The foreseeable harm done by Sanger and his Times colleagues now includes the likelihood of Iranian retaliation because industrial sabotage, like blockades and air raids, are acts of war. You might remember how, earlier this year, the Iranians forced down our beyond-top-secret spy drone, apparently by spoofing its GPS system. Given the sloppy condition of our cyber defenses, the mullahs must surely be contemplating retaliation, say against the notoriously computer-dependent American infrastructure. Could Iran really do that? Obama’s own cyber-czars have long acknowledged our vulnerabilities to such attacks.
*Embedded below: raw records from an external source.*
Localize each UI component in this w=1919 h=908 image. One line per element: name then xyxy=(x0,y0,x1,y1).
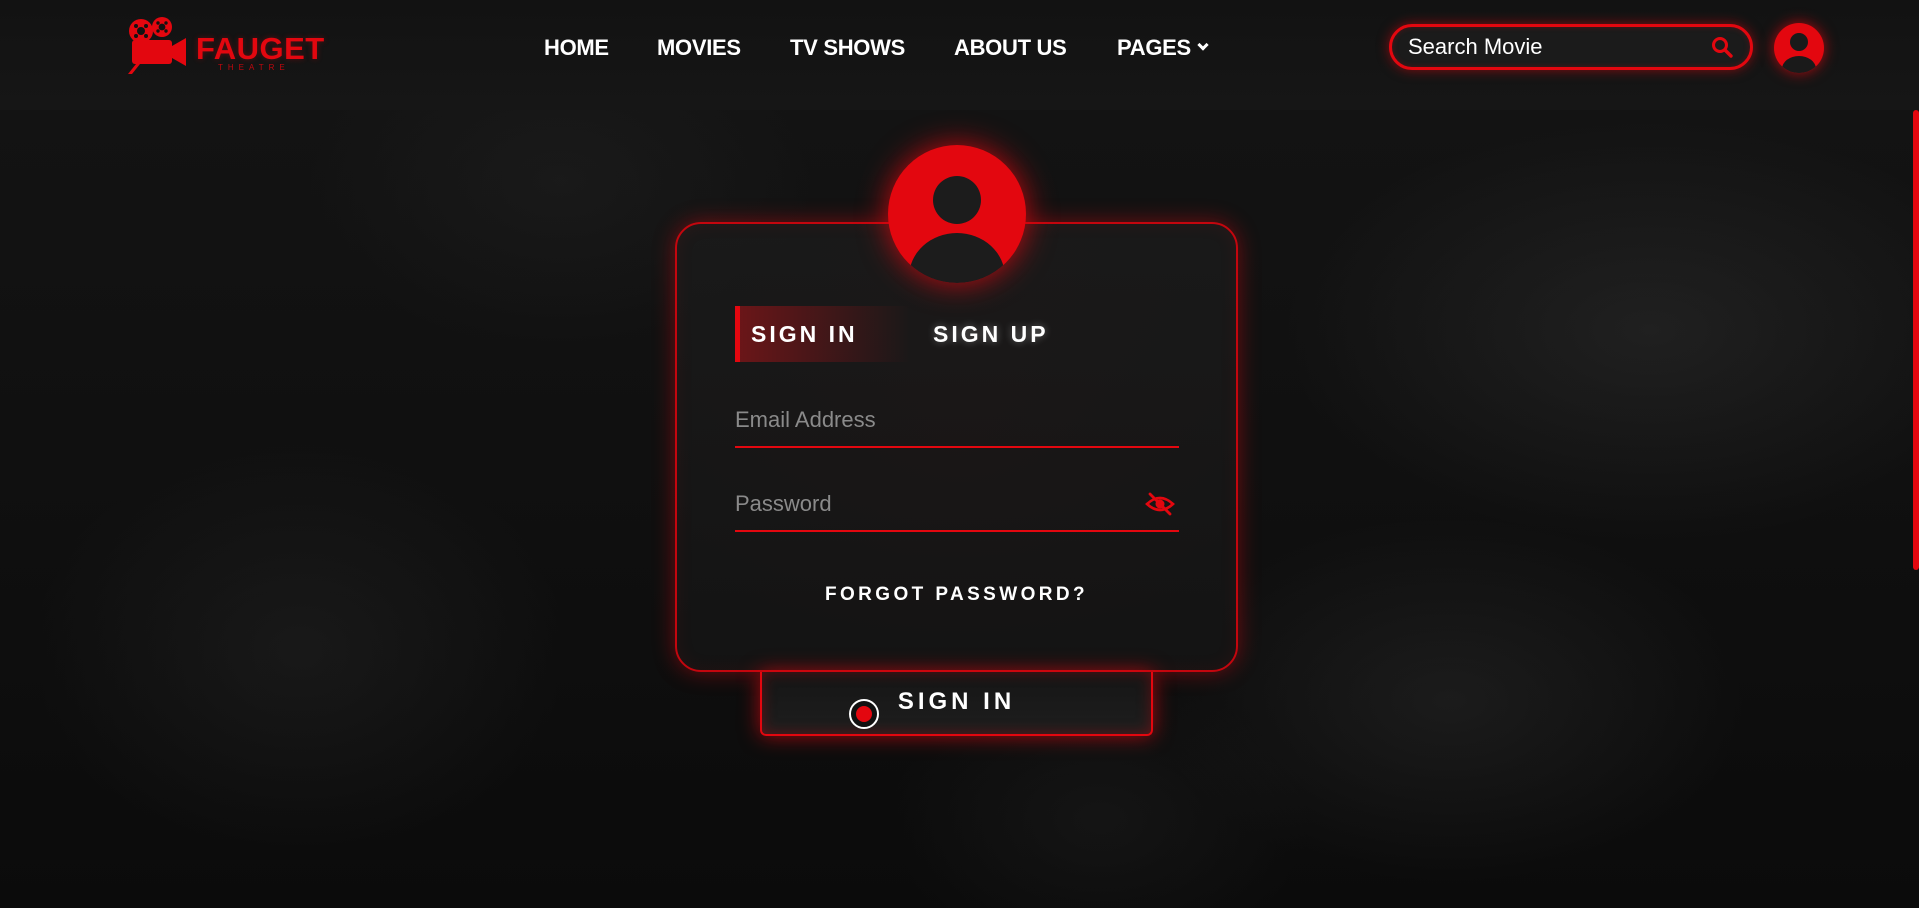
chevron-down-icon xyxy=(1197,39,1209,51)
brand-logo[interactable]: FAUGET THEATRE xyxy=(126,16,336,76)
nav-item-home[interactable]: HOME xyxy=(544,34,609,62)
search-box xyxy=(1389,24,1753,70)
nav-item-pages[interactable]: PAGES xyxy=(1117,34,1209,62)
eye-slash-icon[interactable] xyxy=(1145,491,1175,517)
brand-tagline: THEATRE xyxy=(218,63,290,72)
brand-name: FAUGET xyxy=(196,31,325,66)
sign-in-button-label: SIGN IN xyxy=(897,688,1016,715)
user-silhouette-icon xyxy=(909,176,1005,283)
sign-in-button[interactable]: SIGN IN xyxy=(760,672,1153,736)
site-header: FAUGET THEATRE HOME MOVIES TV SHOWS ABOU… xyxy=(0,0,1919,110)
login-card: SIGN IN SIGN UP FORGOT PASSWORD? xyxy=(675,222,1238,672)
search-input[interactable] xyxy=(1408,33,1698,61)
tab-sign-in[interactable]: SIGN IN xyxy=(735,306,911,362)
login-avatar-icon xyxy=(888,145,1026,283)
nav-item-tv-shows[interactable]: TV SHOWS xyxy=(790,34,905,62)
cursor-indicator xyxy=(849,699,879,729)
password-field-wrapper xyxy=(735,476,1179,532)
film-camera-icon xyxy=(128,17,186,74)
password-field[interactable] xyxy=(735,488,1115,520)
tab-sign-up[interactable]: SIGN UP xyxy=(933,306,1049,362)
page-scrollbar[interactable] xyxy=(1913,110,1919,570)
page: FAUGET THEATRE HOME MOVIES TV SHOWS ABOU… xyxy=(0,0,1919,908)
user-silhouette-icon xyxy=(1782,33,1816,73)
email-field-wrapper xyxy=(735,392,1179,448)
email-field[interactable] xyxy=(735,404,1115,436)
nav-item-pages-label: PAGES xyxy=(1117,35,1191,60)
nav-item-movies[interactable]: MOVIES xyxy=(657,34,741,62)
user-avatar-icon[interactable] xyxy=(1774,23,1824,73)
search-icon[interactable] xyxy=(1710,35,1734,59)
forgot-password-link[interactable]: FORGOT PASSWORD? xyxy=(677,584,1236,606)
nav-item-about-us[interactable]: ABOUT US xyxy=(954,34,1067,62)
Although few Americans now realize it, The New York Times has brought us closer to another horrific day like 9/11, when the lights go out, the ATMs don’t work and the gas pumps at the local filling station aren’t open.
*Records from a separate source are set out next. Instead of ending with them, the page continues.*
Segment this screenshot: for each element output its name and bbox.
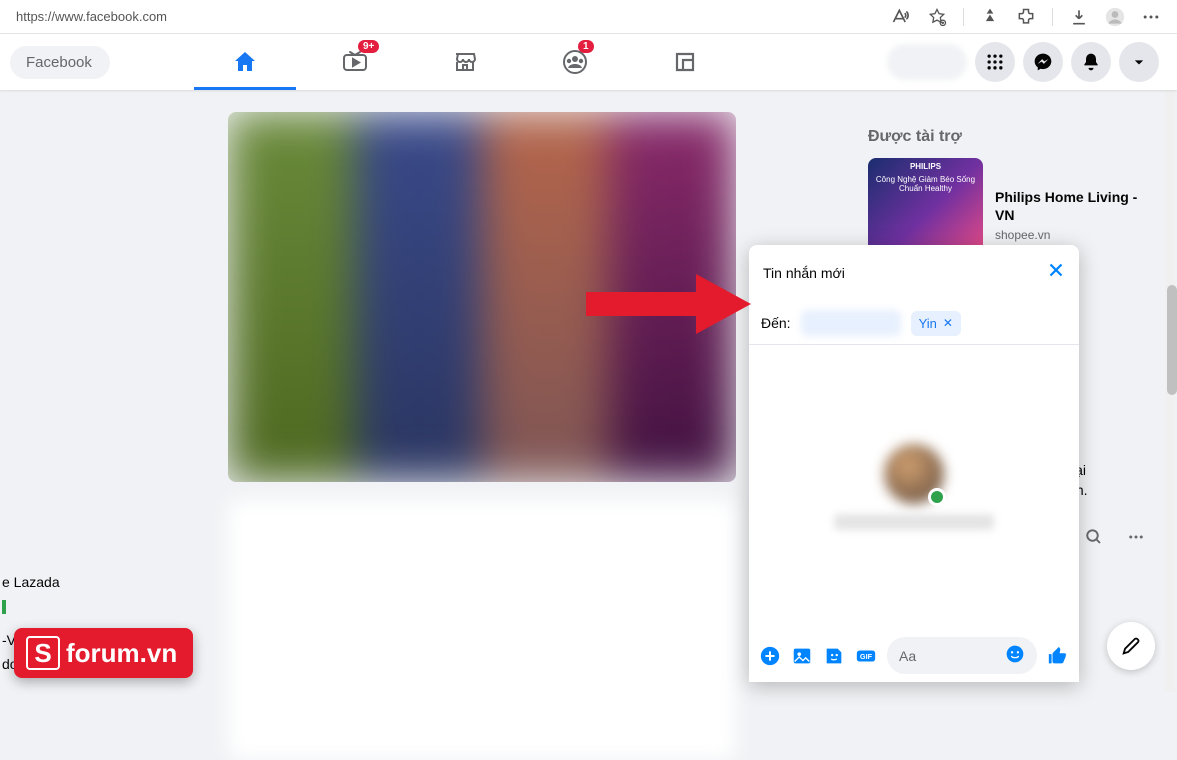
online-indicator [2, 600, 6, 614]
message-body [749, 345, 1079, 629]
new-message-popup: Tin nhắn mới Đến: Yin ✕ GIF Aa [749, 245, 1079, 682]
add-attachment-icon[interactable] [759, 645, 781, 667]
read-aloud-icon[interactable] [891, 7, 911, 27]
menu-grid-button[interactable] [975, 42, 1015, 82]
add-image-icon[interactable] [791, 645, 813, 667]
browser-address-bar: https://www.facebook.com [0, 0, 1177, 34]
recipient-row: Đến: Yin ✕ [749, 302, 1079, 345]
page-scrollbar-thumb[interactable] [1167, 285, 1177, 395]
svg-text:GIF: GIF [860, 652, 873, 661]
to-label: Đến: [761, 315, 791, 331]
sponsored-title: Được tài trợ [868, 128, 1158, 146]
favorites-icon[interactable] [927, 7, 947, 27]
side-search-icon[interactable] [1085, 528, 1103, 551]
watermark-s-icon: S [26, 636, 60, 670]
online-dot [928, 488, 946, 506]
recipient-chip-yin[interactable]: Yin ✕ [911, 311, 961, 336]
account-dropdown-button[interactable] [1119, 42, 1159, 82]
watermark-badge: S forum.vn [14, 628, 193, 678]
search-input[interactable]: Facebook [10, 46, 110, 79]
contact-name-blurred [834, 514, 994, 530]
extensions-icon[interactable] [1016, 7, 1036, 27]
thumbs-up-button[interactable] [1047, 645, 1069, 667]
add-sticker-icon[interactable] [823, 645, 845, 667]
groups-badge: 1 [578, 40, 594, 53]
sponsored-name: Philips Home Living - VN [995, 188, 1158, 224]
profile-chip[interactable] [887, 44, 967, 80]
add-gif-icon[interactable]: GIF [855, 645, 877, 667]
side-more-icon[interactable] [1127, 528, 1145, 551]
url-text[interactable]: https://www.facebook.com [8, 5, 891, 28]
nav-marketplace[interactable] [410, 34, 520, 90]
downloads-icon[interactable] [1069, 7, 1089, 27]
nav-gaming[interactable] [630, 34, 740, 90]
popup-close-button[interactable] [1045, 259, 1067, 286]
remove-recipient-icon[interactable]: ✕ [943, 316, 953, 330]
emoji-picker-icon[interactable] [1005, 644, 1025, 667]
left-link-lazada[interactable]: e Lazada [2, 570, 81, 594]
facebook-header: Facebook 9+ 1 [0, 34, 1177, 90]
nav-watch[interactable]: 9+ [300, 34, 410, 90]
extension-tree-icon[interactable] [980, 7, 1000, 27]
popup-title: Tin nhắn mới [763, 265, 1045, 281]
notifications-button[interactable] [1071, 42, 1111, 82]
more-menu-icon[interactable] [1141, 7, 1161, 27]
watch-badge: 9+ [358, 40, 379, 53]
recipient-chip-blurred[interactable] [801, 310, 901, 336]
message-input[interactable]: Aa [887, 637, 1037, 674]
profile-avatar-icon[interactable] [1105, 7, 1125, 27]
annotation-arrow [586, 264, 756, 344]
feed-post-blurred [228, 500, 736, 760]
nav-home[interactable] [190, 34, 300, 90]
sponsored-domain: shopee.vn [995, 228, 1158, 242]
new-message-fab[interactable] [1107, 622, 1155, 670]
nav-groups[interactable]: 1 [520, 34, 630, 90]
messenger-button[interactable] [1023, 42, 1063, 82]
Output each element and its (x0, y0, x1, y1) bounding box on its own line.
But there is an even deeper internal security issue: How far does the First Amendment extend today — or has it become the suicide pact of the 21st century? Does the “public’s right to know” mean that the press can freely compromise secrets directly affecting the nation’s survival? To begin with, remember that the secrets betrayed by The New York Times were not the property of the White House, the National Security Council, the Pentagon or the 14 alphabetical agencies comprising our intelligence establishment. Instead, those secrets were owned by the American people, who rely on their government to protect those crown jewels, which are essential to both the common defense and the general welfare.
So what do we do about Sanger and The New York Times — or a White House leaking like a sieve since Inauguration Day? This may be a moment to make haste slowly, to re-establish a badly frayed bipartisan consensus and make better sense of the nation’s rapidly changing, information-age interests. The appropriate place to begin is in the House, specifically the House Armed Services and Government Oversight Committees. Those committees should adopt the RICO model (used to crack organized crime conspiracies) and use the FBI to pin down how the secrets were leaked. Sanger, his source and their co-conspirators are now profiting in various ways from the sale of American secrets. So why not use a RICO approach to fix responsibility: Who leaked, who conspired and, most of all, qui bono?
That’s an appropriate response considering that the stakes are as high as the offices of the likely leakers. Like Thomas Donilon, for example, the current national security advisor. Both in Sanger’s book and Bob Woodward’s Obama’s Wars, Donilon is conspicuous for his rigorous self-promotion and hyper-political willingness to force the national security establishment to hew the administration line. You never know the facts until you do the investigation: But Donilon’s West Wing office is a good place to begin. As a young officer investigating security crimes in the Army equivalent of the FBI, I learned a vital lesson: Conspiracies break only when you give people compelling reasons to tell the truth.